Is it possible to evaluate the California Medical Marijuana Experiment?

Eric Sterling does some interesting musing and wandering in Medical Marijuana in California — Questions

I am intellectually satisfied that marijuana has a wide range of medical values. […]
Therefore I believe marijuana should be available to patients who need it. So how do I understand what is happening in California? […]
There is a large experiment underway in California yet there probably is no consensus on what the experiment actually is about. Is it an experiment in medical marijuana? Or is it an experiment as Joel Stein says, in legalized marijuana for adults over 18. Certainly it will be hard to evaluate because the experiment is not being controlled or designed.
There are important questions: What is the actual role of the physicians who are issuing the recommendations? Are they facilitating the proper treatment of serious medical conditions that have been resistant to conventional medical treatment? Are they serving to block improper juvenile use of marijuana? Does their “gatekeeper” role help mitigate the abuse of marijuana?
It is time to ask the academic world to step forward to begin to seriously evaluate this experiment.

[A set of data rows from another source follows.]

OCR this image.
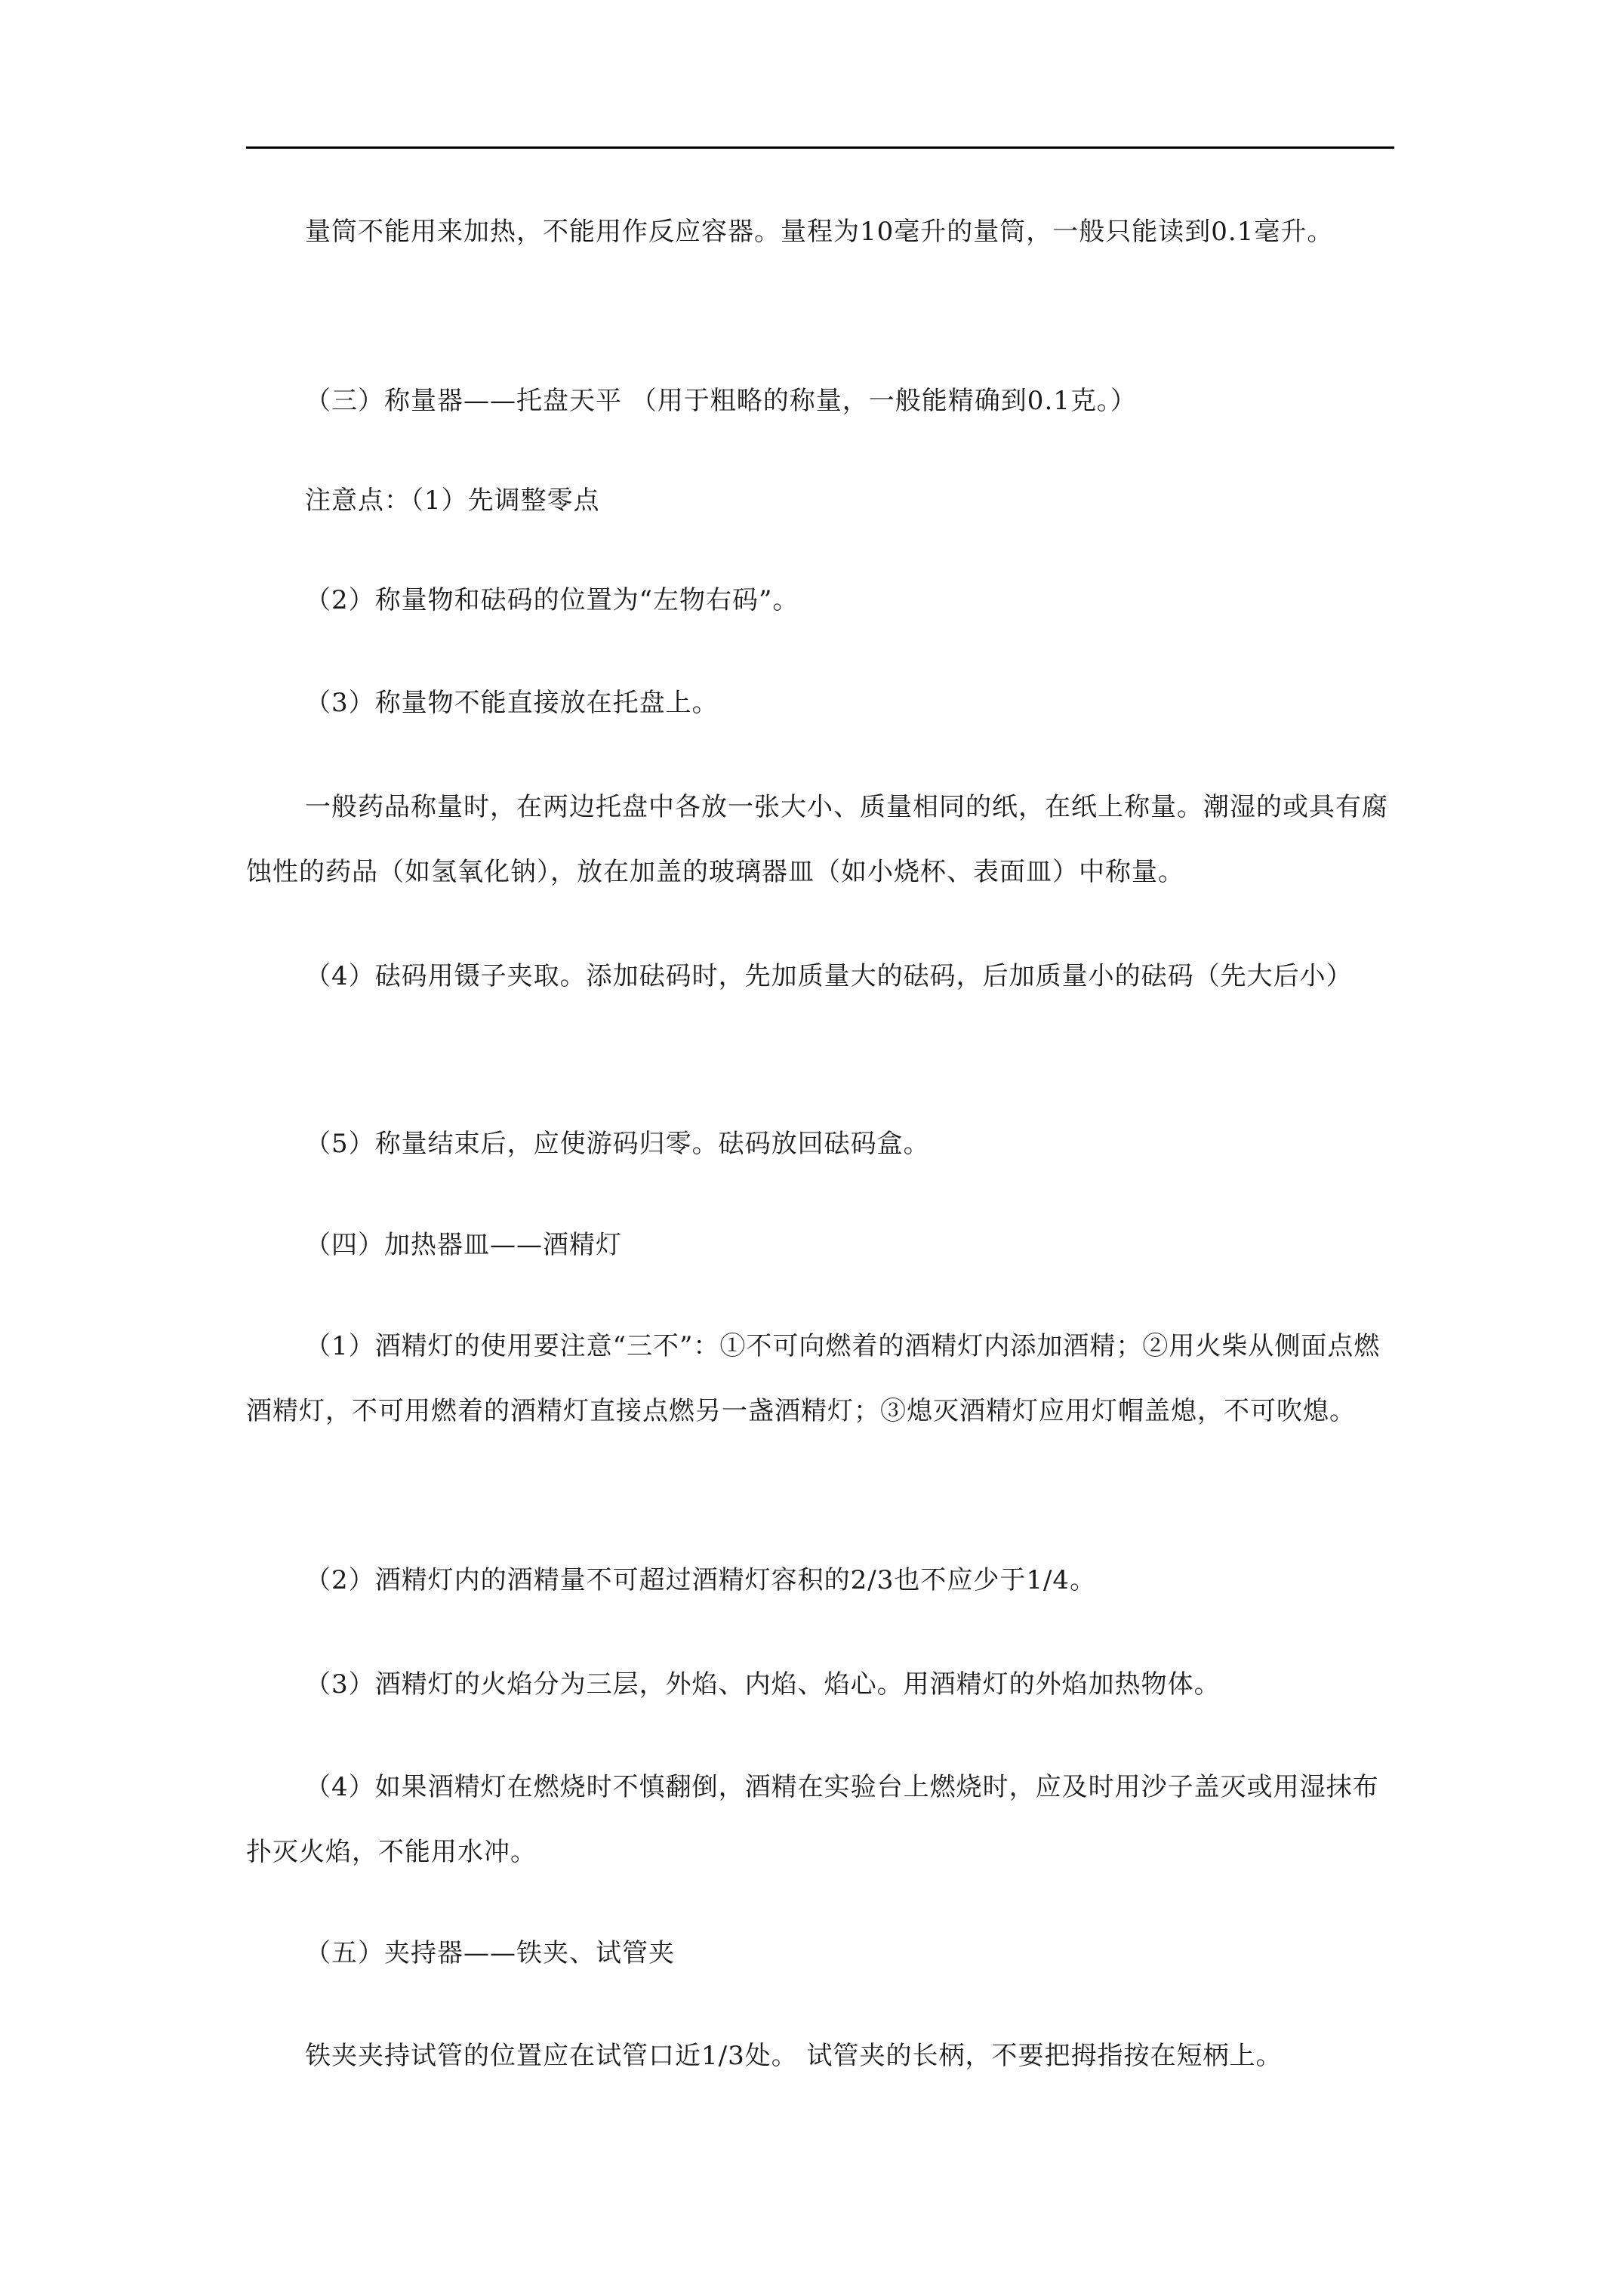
量筒不能用来加热，不能用作反应容器。量程为10毫升的量筒，一般只能读到0.1毫升。

（三）称量器——托盘天平 （用于粗略的称量，一般能精确到0.1克。）

注意点：（1）先调整零点

（2）称量物和砝码的位置为“左物右码”。

（3）称量物不能直接放在托盘上。

一般药品称量时，在两边托盘中各放一张大小、质量相同的纸，在纸上称量。潮湿的或具有腐蚀性的药品（如氢氧化钠），放在加盖的玻璃器皿（如小烧杯、表面皿）中称量。

（4）砝码用镊子夹取。添加砝码时，先加质量大的砝码，后加质量小的砝码（先大后小）

（5）称量结束后，应使游码归零。砝码放回砝码盒。

（四）加热器皿——酒精灯

（1）酒精灯的使用要注意“三不”：①不可向燃着的酒精灯内添加酒精；②用火柴从侧面点燃酒精灯，不可用燃着的酒精灯直接点燃另一盏酒精灯；③熄灭酒精灯应用灯帽盖熄，不可吹熄。

（2）酒精灯内的酒精量不可超过酒精灯容积的2/3也不应少于1/4。

（3）酒精灯的火焰分为三层，外焰、内焰、焰心。用酒精灯的外焰加热物体。

（4）如果酒精灯在燃烧时不慎翻倒，酒精在实验台上燃烧时，应及时用沙子盖灭或用湿抹布扑灭火焰，不能用水冲。

（五）夹持器——铁夹、试管夹

铁夹夹持试管的位置应在试管口近1/3处。 试管夹的长柄，不要把拇指按在短柄上。
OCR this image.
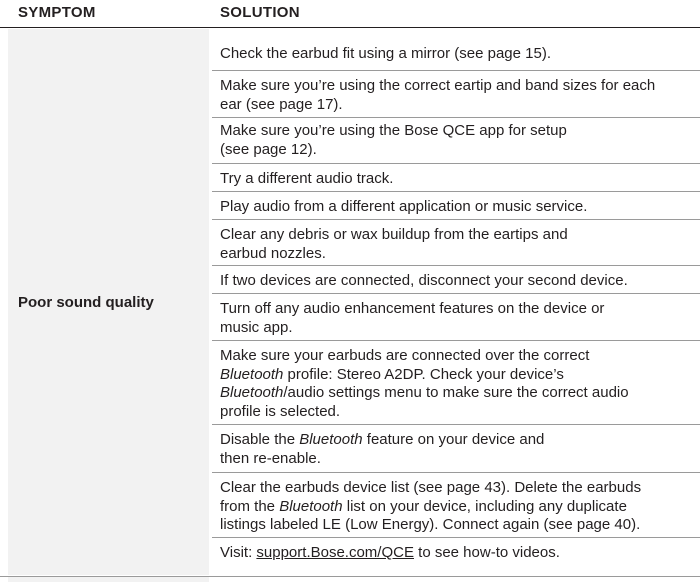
SYMPTOM	SOLUTION
Poor sound quality
Check the earbud fit using a mirror (see page 15).
Make sure you’re using the correct eartip and band sizes for each
ear (see page 17).
Make sure you’re using the Bose QCE app for setup
(see page 12).
Try a different audio track.
Play audio from a different application or music service.
Clear any debris or wax buildup from the eartips and
earbud nozzles.
If two devices are connected, disconnect your second device.
Turn off any audio enhancement features on the device or
music app.
Make sure your earbuds are connected over the correct
Bluetooth profile: Stereo A2DP. Check your device’s
Bluetooth/audio settings menu to make sure the correct audio
profile is selected.
Disable the Bluetooth feature on your device and
then re-enable.
Clear the earbuds device list (see page 43). Delete the earbuds
from the Bluetooth list on your device, including any duplicate
listings labeled LE (Low Energy). Connect again (see page 40).
Visit: support.Bose.com/QCE to see how-to videos.
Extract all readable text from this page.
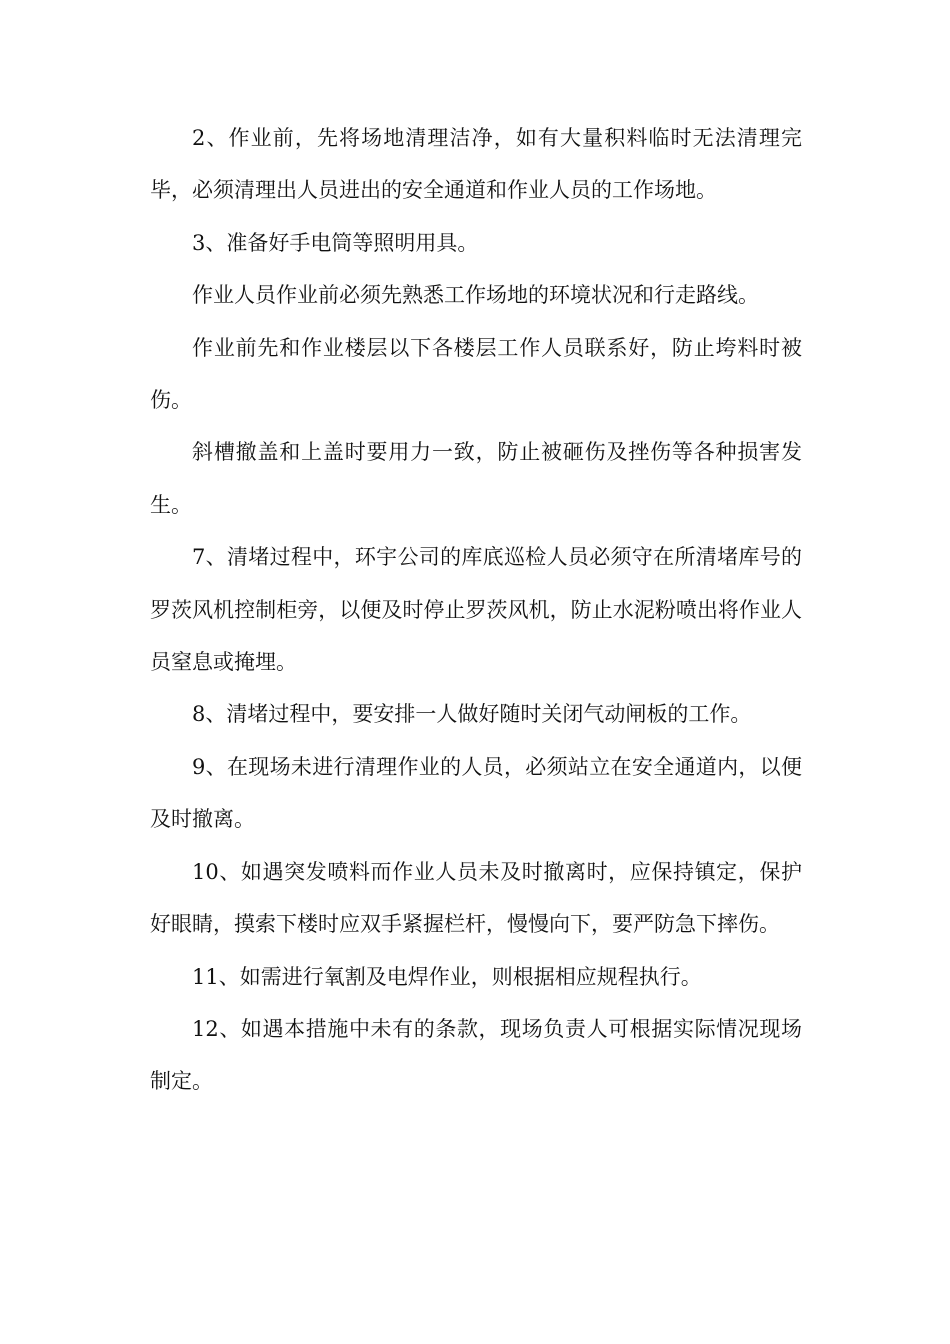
2、作业前，先将场地清理洁净，如有大量积料临时无法清理完毕，必须清理出人员进出的安全通道和作业人员的工作场地。

3、准备好手电筒等照明用具。

作业人员作业前必须先熟悉工作场地的环境状况和行走路线。

作业前先和作业楼层以下各楼层工作人员联系好，防止垮料时被伤。

斜槽撤盖和上盖时要用力一致，防止被砸伤及挫伤等各种损害发生。

7、清堵过程中，环宇公司的库底巡检人员必须守在所清堵库号的罗茨风机控制柜旁，以便及时停止罗茨风机，防止水泥粉喷出将作业人员窒息或掩埋。

8、清堵过程中，要安排一人做好随时关闭气动闸板的工作。

9、在现场未进行清理作业的人员，必须站立在安全通道内，以便及时撤离。

10、如遇突发喷料而作业人员未及时撤离时，应保持镇定，保护好眼睛，摸索下楼时应双手紧握栏杆，慢慢向下，要严防急下摔伤。

11、如需进行氧割及电焊作业，则根据相应规程执行。

12、如遇本措施中未有的条款，现场负责人可根据实际情况现场制定。
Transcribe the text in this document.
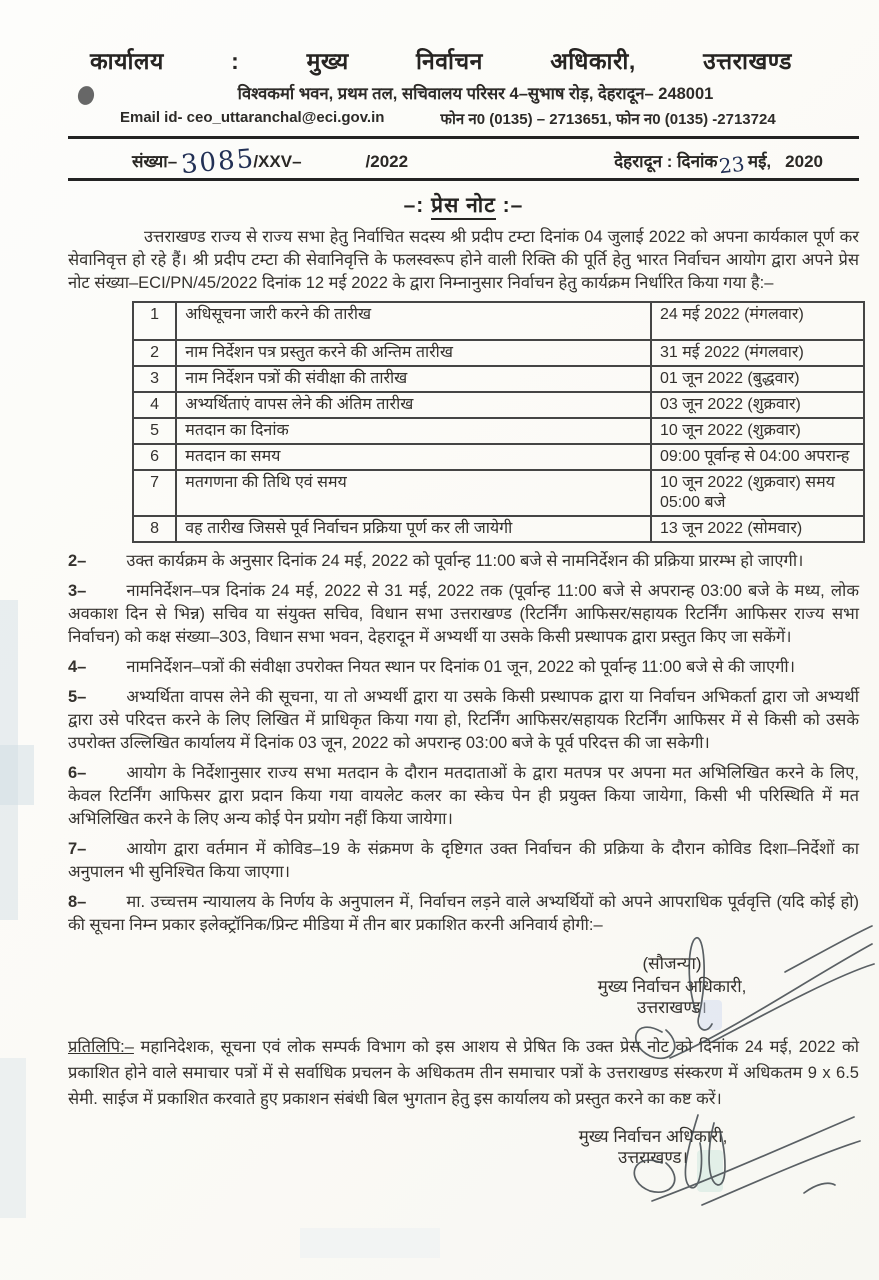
कार्यालय : मुख्य निर्वाचन अधिकारी, उत्तराखण्ड
विश्वकर्मा भवन, प्रथम तल, सचिवालय परिसर 4–सुभाष रोड़, देहरादून– 248001
Email id- ceo_uttaranchal@eci.gov.in	फोन न0 (0135) – 2713651, फोन न0 (0135) -2713724
संख्या– 3085
/XXV–	/2022	देहरादून : दिनांक 23 मई, 2020
–: प्रेस नोट :–
उत्तराखण्ड राज्य से राज्य सभा हेतु निर्वाचित सदस्य श्री प्रदीप टम्टा दिनांक 04 जुलाई 2022 को अपना कार्यकाल पूर्ण कर सेवानिवृत्त हो रहे हैं। श्री प्रदीप टम्टा की सेवानिवृत्ति के फलस्वरूप होने वाली रिक्ति की पूर्ति हेतु भारत निर्वाचन आयोग द्वारा अपने प्रेस नोट संख्या–ECI/PN/45/2022 दिनांक 12 मई 2022 के द्वारा निम्नानुसार निर्वाचन हेतु कार्यक्रम निर्धारित किया गया है:–
1	अधिसूचना जारी करने की तारीख	24 मई 2022 (मंगलवार)
2	नाम निर्देशन पत्र प्रस्तुत करने की अन्तिम तारीख	31 मई 2022 (मंगलवार)
3	नाम निर्देशन पत्रों की संवीक्षा की तारीख	01 जून 2022 (बुद्धवार)
4	अभ्यर्थिताएं वापस लेने की अंतिम तारीख	03 जून 2022 (शुक्रवार)
5	मतदान का दिनांक	10 जून 2022 (शुक्रवार)
6	मतदान का समय	09:00 पूर्वान्ह से 04:00 अपरान्ह
7	मतगणना की तिथि एवं समय	10 जून 2022 (शुक्रवार) समय 05:00 बजे
8	वह तारीख जिससे पूर्व निर्वाचन प्रक्रिया पूर्ण कर ली जायेगी	13 जून 2022 (सोमवार)
2– उक्त कार्यक्रम के अनुसार दिनांक 24 मई, 2022 को पूर्वान्ह 11:00 बजे से नामनिर्देशन की प्रक्रिया प्रारम्भ हो जाएगी।
3– नामनिर्देशन–पत्र दिनांक 24 मई, 2022 से 31 मई, 2022 तक (पूर्वान्ह 11:00 बजे से अपरान्ह 03:00 बजे के मध्य, लोक अवकाश दिन से भिन्न) सचिव या संयुक्त सचिव, विधान सभा उत्तराखण्ड (रिटर्निंग आफिसर/सहायक रिटर्निंग आफिसर राज्य सभा निर्वाचन) को कक्ष संख्या–303, विधान सभा भवन, देहरादून में अभ्यर्थी या उसके किसी प्रस्थापक द्वारा प्रस्तुत किए जा सकेंगें।
4– नामनिर्देशन–पत्रों की संवीक्षा उपरोक्त नियत स्थान पर दिनांक 01 जून, 2022 को पूर्वान्ह 11:00 बजे से की जाएगी।
5– अभ्यर्थिता वापस लेने की सूचना, या तो अभ्यर्थी द्वारा या उसके किसी प्रस्थापक द्वारा या निर्वाचन अभिकर्ता द्वारा जो अभ्यर्थी द्वारा उसे परिदत्त करने के लिए लिखित में प्राधिकृत किया गया हो, रिटर्निंग आफिसर/सहायक रिटर्निंग आफिसर में से किसी को उसके उपरोक्त उल्लिखित कार्यालय में दिनांक 03 जून, 2022 को अपरान्ह 03:00 बजे के पूर्व परिदत्त की जा सकेगी।
6– आयोग के निर्देशानुसार राज्य सभा मतदान के दौरान मतदाताओं के द्वारा मतपत्र पर अपना मत अभिलिखित करने के लिए, केवल रिटर्निंग आफिसर द्वारा प्रदान किया गया वायलेट कलर का स्केच पेन ही प्रयुक्त किया जायेगा, किसी भी परिस्थिति में मत अभिलिखित करने के लिए अन्य कोई पेन प्रयोग नहीं किया जायेगा।
7– आयोग द्वारा वर्तमान में कोविड–19 के संक्रमण के दृष्टिगत उक्त निर्वाचन की प्रक्रिया के दौरान कोविड दिशा–निर्देशों का अनुपालन भी सुनिश्चित किया जाएगा।
8– मा. उच्चत्तम न्यायालय के निर्णय के अनुपालन में, निर्वाचन लड़ने वाले अभ्यर्थियों को अपने आपराधिक पूर्ववृत्ति (यदि कोई हो) की सूचना निम्न प्रकार इलेक्ट्रॉनिक/प्रिन्ट मीडिया में तीन बार प्रकाशित करनी अनिवार्य होगी:–
(सौजन्या)
मुख्य निर्वाचन अधिकारी,
उत्तराखण्ड।
प्रतिलिपि:– महानिदेशक, सूचना एवं लोक सम्पर्क विभाग को इस आशय से प्रेषित कि उक्त प्रेस नोट को दिनांक 24 मई, 2022 को प्रकाशित होने वाले समाचार पत्रों में से सर्वाधिक प्रचलन के अधिकतम तीन समाचार पत्रों के उत्तराखण्ड संस्करण में अधिकतम 9 x 6.5 सेमी. साईज में प्रकाशित करवाते हुए प्रकाशन संबंधी बिल भुगतान हेतु इस कार्यालय को प्रस्तुत करने का कष्ट करें।
मुख्य निर्वाचन अधिकारी,
उत्तराखण्ड।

I understand the questions, but disagree with the final conclusion.
It must be disconcerting for those who spent so much time and effort developing and fighting for medical marijuana in California to be successful, and yet at the same time be unable to even identify their baby.
As a pure scientific medical venture, California’s medical marijuana movement was hopelessly doomed. The federal government’s unjustified active opposition insured that the valuable “state laboratory” concept (as envisioned by Justice Brandeis) could not function. Therefore California’s medical marijuana “system” is a political/social chimera, not a scientifically controlled experiment.
Asking some in the academic world to put something that chaotic into a clinically analyzed box could be disastrous. Lacking rigidly defined controls, the science will be seen to be undefinable, therefore failed, when in fact it is the public policy that has failed the science.
Imagine any other scientific experiment where the very ability to control the environment of the experiment was denied the experimenter — where testing of new food crops, for example, had to be done à la Johnny Appleseed. It would be very hard to be sure of the purity of your results, and yet there would still be something to learn (and enjoy) from each apple tree, until the day that the world woke up and allowed controlled tree farms to develop the best apples.
Medical marijuana in California is a cruelly grafted beast, yet is something to be treasured for whatever combination of things it has managed to be, until the government is willing to allow it to become something more controlled and measurable.